Auch in der erfolgreichen, reichen Schweiz existiert Armut – besonders in Familien mit kleinen Kindern. Wir leben in einer Zeit, in der sich soziale Gegensätze wieder verschärfen Und es gibt in vielen Ländern noch immer viel zu viel Hunger und Elend. Die Schweiz als starkes Land muss ihre Verantwortung im internationalen Kampf gegen Gewalt und Hunger wahrnehmen. Aus der Kluft zwischen arm und reich wachsen immer wieder neue Konflikte, die auch wir als neutrales Land zu spüren bekommen. Mit unserem Engagement helfen wir den direkt Betroffenen und auch uns selbst. Friedenspolitik und Entwicklungszusammenarbeit schaffen Chancen, auch für die exportorientierte Wirtschaft und für die Sicherheit der Arbeitsplätze in unserem eigenen Land.

Mit sanfteren Pfoten in die Zukunft
Ohne Perspektiven können wir nicht leben, vor allem die Jugend nicht. Immer wieder lesen wir Berichte über Gewalt unter Jugendlichen, über Vergewaltigungen, Schlägereien, Mobbing gegen Lehrkräfte. Was ist mit der Jugend los? Nehmen Eltern ihre Verantwortung zu wenig wahr? Ist es die zügellose Vermarktung von Sex und Gewalt, die Jugendlichen die Achtung voreinander vergessen lässt? – Die Gewalt unter Jugendlichen macht uns Sorgen. Wir alle: Eltern, Schule und Behörden müssen entschieden reagieren, klar machen, dass es so nicht geht. Für Gewalt kann es keine Toleranz geben. Aber die Rückkehr zur schwarzen Pädagogik, zur ”Ohrfeige im richtigen Moment”, ist keine Lösung. Es braucht mehr, es braucht Perspektive. Eine Jugend ohne Perspektive können, dürfen wir uns nicht leisten. Eine chancenlose Jugend neigt zur Gewalttätigkeit. Dass dies häufig ausländische Jugendliche betrifft, hängt damit zusammen, dass besonders viele von ihnen für sich keine Zukunft sehen.

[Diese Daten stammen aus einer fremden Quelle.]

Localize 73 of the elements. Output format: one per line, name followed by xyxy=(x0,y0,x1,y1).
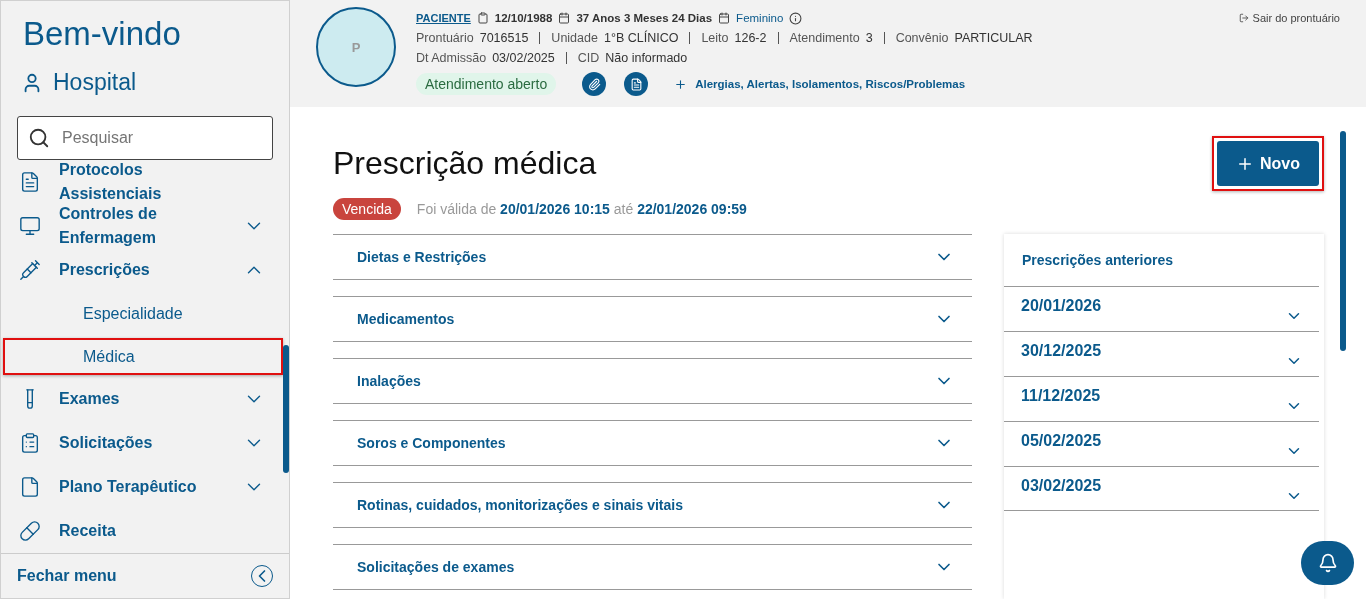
accordion-header[interactable]: Soros e Componentes xyxy=(333,420,972,466)
detail-label: Prontuário xyxy=(416,31,474,45)
accordion-header[interactable]: Rotinas, cuidados, monitorizações e sinais vitais xyxy=(333,482,972,528)
detail-label: Unidade xyxy=(551,31,598,45)
menu-item[interactable]: Protocolos Assistenciais xyxy=(1,160,279,204)
attach-button[interactable] xyxy=(582,72,607,96)
previous-prescription-item[interactable]: 03/02/2025 xyxy=(1004,466,1319,511)
submenu-item[interactable]: Médica xyxy=(3,338,283,375)
accordion-header[interactable]: Dietas e Restrições xyxy=(333,234,972,280)
detail-label: CID xyxy=(577,51,600,65)
menu-item[interactable]: Exames xyxy=(1,377,279,421)
search-input[interactable]: Pesquisar xyxy=(60,128,244,148)
menu-item[interactable]: Plano Terapêutico xyxy=(1,465,279,509)
previous-prescription-item[interactable]: 20/01/2026 xyxy=(1004,286,1319,331)
validity-text: Foi válida de 20/01/2026 10:15 até 22/01/2026 09:59 xyxy=(416,201,747,217)
close-menu-button[interactable]: Fechar menu xyxy=(1,553,289,598)
patient-link[interactable]: PACIENTE xyxy=(416,12,471,24)
greeting-title: Bem-vindo xyxy=(23,15,182,53)
search-icon xyxy=(28,127,50,149)
status-badge: Vencida xyxy=(333,198,401,220)
avatar: P xyxy=(316,7,396,87)
previous-prescription-item[interactable]: 30/12/2025 xyxy=(1004,331,1319,376)
plus-icon xyxy=(674,77,688,91)
previous-prescription-item[interactable]: 11/12/2025 xyxy=(1004,376,1319,421)
menu-item[interactable]: Controles de Enfermagem xyxy=(1,204,279,248)
document-button[interactable] xyxy=(624,72,649,96)
detail-value: 7016515 xyxy=(479,31,529,45)
document-icon xyxy=(629,77,643,91)
clipboard-icon xyxy=(19,432,41,454)
logout-icon xyxy=(1238,13,1249,23)
file-icon xyxy=(19,476,41,498)
paperclip-icon xyxy=(587,77,601,91)
monitor-icon xyxy=(19,215,41,237)
new-button[interactable]: Novo xyxy=(1217,141,1319,186)
birth-date: 12/10/1988 xyxy=(494,12,553,24)
hospital-name: Hospital xyxy=(53,69,137,96)
document-icon xyxy=(19,171,41,193)
detail-value: 126-2 xyxy=(734,31,767,45)
page-title: Prescrição médica xyxy=(333,145,598,182)
previous-prescription-item[interactable]: 05/02/2025 xyxy=(1004,421,1319,466)
patient-age: 37 Anos 3 Meses 24 Dias xyxy=(576,12,713,24)
detail-value: PARTICULAR xyxy=(954,31,1033,45)
detail-value: 03/02/2025 xyxy=(492,51,555,65)
detail-value: 1°B CLÍNICO xyxy=(603,31,679,45)
calendar-icon xyxy=(718,12,731,24)
menu-item[interactable]: Receita xyxy=(1,509,279,553)
scrollbar[interactable] xyxy=(283,345,289,473)
submenu-item[interactable]: Especialidade xyxy=(3,292,283,337)
detail-label: Convênio xyxy=(895,31,949,45)
detail-label: Atendimento xyxy=(789,31,860,45)
accordion-header[interactable]: Medicamentos xyxy=(333,296,972,342)
menu-item[interactable]: Prescrições xyxy=(1,248,279,292)
card-title: Prescrições anteriores xyxy=(1021,251,1174,270)
info-icon xyxy=(789,11,803,25)
accordion-header[interactable]: Inalações xyxy=(333,358,972,404)
notification-button[interactable] xyxy=(1301,541,1354,585)
status-pill: Atendimento aberto xyxy=(416,73,557,95)
patient-sex: Feminino xyxy=(736,12,784,24)
exit-link[interactable]: Sair do prontuário xyxy=(1238,12,1340,24)
search-field[interactable]: Pesquisar xyxy=(17,116,273,160)
clipboard-icon xyxy=(476,12,489,24)
detail-label: Leito xyxy=(701,31,729,45)
alerts-link[interactable]: Alergias, Alertas, Isolamentos, Riscos/Problemas xyxy=(674,77,966,91)
pill-icon xyxy=(19,520,41,542)
bell-icon xyxy=(1317,553,1338,573)
syringe-icon xyxy=(19,259,41,281)
menu-item[interactable]: Solicitações xyxy=(1,421,279,465)
detail-label: Dt Admissão xyxy=(416,51,487,65)
calendar-icon xyxy=(558,12,571,24)
accordion-header[interactable]: Solicitações de exames xyxy=(333,544,972,590)
detail-value: Não informado xyxy=(605,51,688,65)
detail-value: 3 xyxy=(865,31,873,45)
scrollbar[interactable] xyxy=(1340,131,1346,351)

Perspektive bedeutet zunächst, Aussicht auf Arbeit, Bildung, Integration. Dahinter aber steht noch mehr. Wenn wir ehrlich sind, müssen wir zugeben, dass auch in uns selbst Zweifel aufkommen, ob es auf der Bahn, auf die unsere Zivilisation geraten ist, tatsächlich immer weiter gehen kann. Schrankenlose Vergötterung von Markt und äusserem Erfolg, wachsende soziale Disparität, rüchsichtslose Vergeudung von Ressourcen, gegenseitige Respektlosigkeit – kann das eine Perspektive sein? Sollten wir nicht mit sanfteren Pfoten, im Respekt vor einander und vor der Schöpfung der Zukunft entgegen gehen?

Ich möchte unsere Jugend nicht nur als Problem darstellen, das wäre eine Verzerrung der Realität. Die grosse Mehrheit, und das gilt es zu unterstreichen, sind engagierte Menschen mit Energie und Kompetenz. Sie tragen die Schweiz von morgen.

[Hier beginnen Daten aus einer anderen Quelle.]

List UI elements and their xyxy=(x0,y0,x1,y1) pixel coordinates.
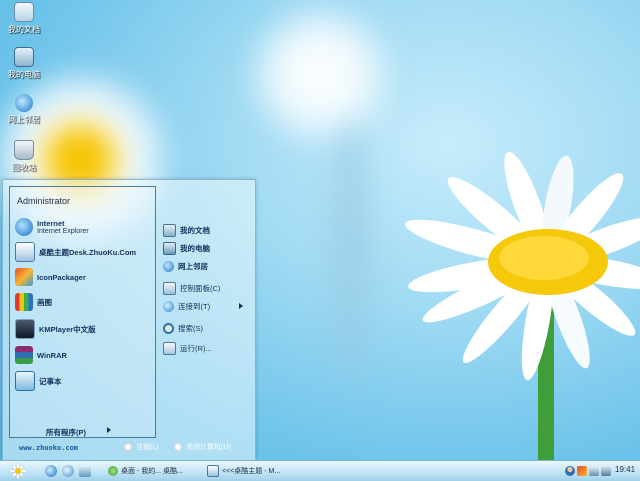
tray-security-icon[interactable] xyxy=(577,466,587,476)
iconpackager-icon xyxy=(15,268,33,286)
program-label: 记事本 xyxy=(39,376,62,386)
start-menu: Administrator Internet Internet Explorer… xyxy=(2,179,256,462)
run-icon xyxy=(163,341,176,355)
shutdown-label: 关闭计算机(U) xyxy=(186,444,231,451)
program-sublabel: Internet Explorer xyxy=(37,228,89,235)
desktop-icon-recycle-bin[interactable]: 回收站 xyxy=(4,140,44,173)
logoff-label: 注销(L) xyxy=(136,444,159,451)
quicklaunch-desktop-icon[interactable] xyxy=(79,465,91,477)
taskbar-task-desktop[interactable]: 桌面 - 我的... 桌酷... xyxy=(108,463,198,478)
program-notepad[interactable]: 记事本 xyxy=(15,370,62,392)
menu-label: 我的电脑 xyxy=(180,243,210,253)
internet-explorer-icon xyxy=(15,218,33,236)
network-icon xyxy=(15,94,33,112)
menu-search[interactable]: 搜索(S) xyxy=(163,320,203,336)
desktop-icon-label: 回收站 xyxy=(12,163,36,172)
website-link[interactable]: www.zhuoku.com xyxy=(19,444,78,452)
program-label: 桌酷主题Desk.ZhuoKu.Com xyxy=(39,247,137,257)
tray-network-icon[interactable] xyxy=(601,466,611,476)
program-internet[interactable]: Internet Internet Explorer xyxy=(15,216,89,238)
computer-icon xyxy=(14,47,34,67)
documents-icon xyxy=(163,223,176,237)
program-iconpackager[interactable]: IconPackager xyxy=(15,266,86,288)
paint-icon xyxy=(15,293,33,311)
user-name: Administrator xyxy=(17,196,71,206)
desktop-icon-my-computer[interactable]: 我的电脑 xyxy=(4,47,44,80)
zhuoku-task-icon xyxy=(207,464,219,477)
desktop-icon-my-documents[interactable]: 我的文档 xyxy=(4,2,44,35)
quicklaunch-browser-icon[interactable] xyxy=(62,465,74,477)
desktop-icon-label: 网上邻居 xyxy=(8,115,40,124)
taskbar: 桌面 - 我的... 桌酷... <<<桌酷主题 - M... 19:41 xyxy=(0,460,640,481)
program-label: 画图 xyxy=(37,297,52,307)
menu-label: 我的文档 xyxy=(180,225,210,235)
program-label: IconPackager xyxy=(37,272,86,282)
all-programs-button[interactable]: 所有程序(P) xyxy=(46,427,86,438)
control-panel-icon xyxy=(163,281,176,295)
program-label: WinRAR xyxy=(37,350,67,360)
menu-label: 连接到(T) xyxy=(178,301,211,311)
zhuoku-theme-icon xyxy=(15,242,35,262)
chevron-right-icon xyxy=(107,427,111,433)
tray-volume-icon[interactable] xyxy=(589,466,599,476)
program-label: KMPlayer中文版 xyxy=(39,324,96,334)
chevron-right-icon xyxy=(239,303,243,309)
menu-connect-to[interactable]: 连接到(T) xyxy=(163,298,210,314)
task-label: <<<桌酷主题 - M... xyxy=(222,467,281,475)
kmplayer-icon xyxy=(15,319,35,339)
menu-network-places[interactable]: 网上邻居 xyxy=(163,258,208,274)
menu-label: 网上邻居 xyxy=(178,261,208,271)
program-kmplayer[interactable]: KMPlayer中文版 xyxy=(15,318,96,340)
network-icon xyxy=(163,260,174,272)
desktop-icon-label: 我的文档 xyxy=(8,25,40,34)
menu-my-documents[interactable]: 我的文档 xyxy=(163,222,210,238)
menu-control-panel[interactable]: 控制面板(C) xyxy=(163,280,220,296)
start-menu-programs-panel: Administrator Internet Internet Explorer… xyxy=(9,186,156,438)
notepad-icon xyxy=(15,371,35,391)
program-zhuoku-theme[interactable]: 桌酷主题Desk.ZhuoKu.Com xyxy=(15,241,136,263)
taskbar-clock[interactable]: 19:41 xyxy=(615,465,635,474)
search-icon xyxy=(163,322,174,334)
daisy-center-highlight xyxy=(499,236,589,280)
logoff-icon xyxy=(123,442,133,452)
quicklaunch-ie-icon[interactable] xyxy=(45,465,57,477)
logoff-button[interactable]: 注销(L) xyxy=(123,442,159,452)
program-winrar[interactable]: WinRAR xyxy=(15,344,67,366)
power-icon xyxy=(173,442,183,452)
menu-label: 运行(R)... xyxy=(180,343,212,353)
menu-run[interactable]: 运行(R)... xyxy=(163,340,212,356)
recycle-bin-icon xyxy=(14,140,34,160)
desktop-task-icon xyxy=(108,465,118,476)
connect-icon xyxy=(163,300,174,312)
desktop-icon-label: 我的电脑 xyxy=(8,70,40,79)
desktop-icon-network-places[interactable]: 网上邻居 xyxy=(4,94,44,125)
start-button[interactable] xyxy=(10,463,26,479)
task-label: 桌面 - 我的... 桌酷... xyxy=(121,467,183,475)
shutdown-button[interactable]: 关闭计算机(U) xyxy=(173,442,231,452)
program-paint[interactable]: 画图 xyxy=(15,291,52,313)
menu-label: 控制面板(C) xyxy=(180,283,221,293)
taskbar-task-zhuoku[interactable]: <<<桌酷主题 - M... xyxy=(207,463,307,478)
computer-icon xyxy=(163,241,176,255)
menu-my-computer[interactable]: 我的电脑 xyxy=(163,240,210,256)
menu-label: 搜索(S) xyxy=(178,323,203,333)
program-label: Internet xyxy=(37,219,65,228)
documents-icon xyxy=(14,2,34,22)
winrar-icon xyxy=(15,346,33,364)
tray-user-icon[interactable] xyxy=(565,466,575,476)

Oeffnen wir ihnen die Tore zu einer guten Bildung und geben wir ihnen die Chance, sich in der Arbeitswelt zu bewähren. Und bestärken wir sie in ihrem Wunsch, zu der  Welt, die uns umgibt, Sorge zu tragen.

Denn es ist möglich, in Frieden und gegenseitiger Achtung zusammen zu leben, auch wenn die Anwesenheit von Fremden uns manchmal das Gefühl vermittelt, ein Stück Heimat zu verlieren.

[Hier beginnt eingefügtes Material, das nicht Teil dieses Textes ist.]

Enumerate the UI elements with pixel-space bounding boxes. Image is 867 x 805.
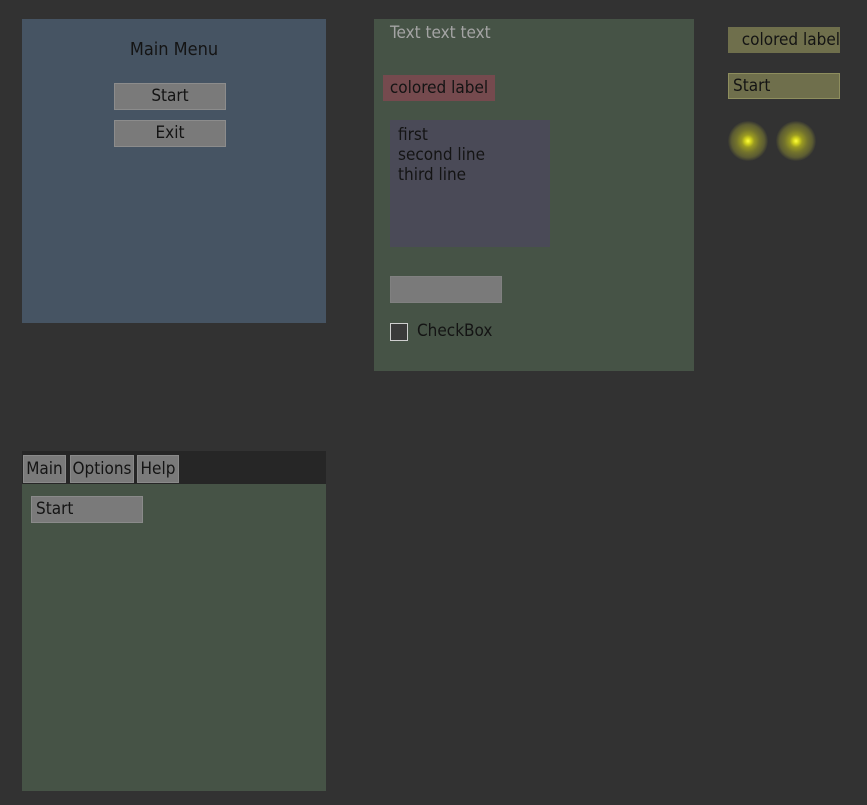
menu-window-panel: Main Options Help Start (22, 451, 326, 791)
list-item[interactable]: third line (398, 165, 542, 185)
spark-icon (728, 121, 768, 161)
menu-main[interactable]: Main (23, 455, 66, 483)
start-button[interactable]: Start (114, 83, 226, 110)
menu-bar: Main Options Help (22, 451, 326, 484)
spark-icon (776, 121, 816, 161)
exit-button[interactable]: Exit (114, 120, 226, 147)
colored-label-red: colored label (383, 75, 495, 101)
colored-label-yellow: colored label (728, 27, 840, 53)
menu-help[interactable]: Help (137, 455, 179, 483)
menu-options[interactable]: Options (70, 455, 134, 483)
main-menu-title: Main Menu (129, 39, 219, 60)
text-label: Text text text (390, 23, 491, 43)
listbox[interactable]: first second line third line (390, 120, 550, 247)
checkbox[interactable] (390, 323, 408, 341)
main-menu-panel: Main Menu Start Exit (22, 19, 326, 323)
list-item[interactable]: first (398, 125, 542, 145)
start-button[interactable]: Start (31, 496, 143, 523)
list-item[interactable]: second line (398, 145, 542, 165)
text-input[interactable] (390, 276, 502, 303)
start-button-yellow[interactable]: Start (728, 73, 840, 99)
checkbox-label: CheckBox (417, 321, 493, 341)
widgets-panel: Text text text colored label first secon… (374, 19, 694, 371)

Die Schweiz hat eine lange Tradition des Ausgleichs und des Dialogs, wir verfügen über bewährte demokratische Strukturen. Dass wir fähig sind – über kulturelle Unterschiede hinweg – die Zukunft gemeinsam zu gestalten, beweisen wir schon seit Generationen.

”Wir könnten viel, wenn wir zusammenstünden”, sagt in Schillers Drama der Stauffacher zu Tell. Er hat recht, angesichts der grossen Fragen unserer Zeit, etwa des Klimawandels, sind wir alle gleich, ob unsere Vorfahren aus der Schweiz oder aus welchem Land auch immer stammen. Halten wir also zusammen, erhalten wir unsere Sozialwerke, eine Gesundheit, die für alle bezahlbar bleibt, den hohen Stand der Bildung, schauen wir, dass wir den CO2-Ausstoss reduzieren und die Güter konsequent auf der Schiene transportieren.

Politisch heisst das natürlich Berge versetzen. Aber wir schaffen das. Vieles haben wir in dieser Beziehung bereits erreicht. Es gibt in der ganzen Welt kein Bahn- und Bussystem, das nur annähernd so dicht ist wie das unsere. Das Schweizer Volk hat unser Land zum Pionier für intelligente Verkehrslösungen gemacht. Auch punkto Energieeffizienz und Nutzung erneuerbarer Energien schaffts die Schweiz hoffentlich wieder an die Weltspitze des technologischen Fortschritts.

Das alles wünsche ich meinem, unserem Land, damit wir selbstbewusst, aber auf sanfteren Pfoten der Zukunft entgegen gehen.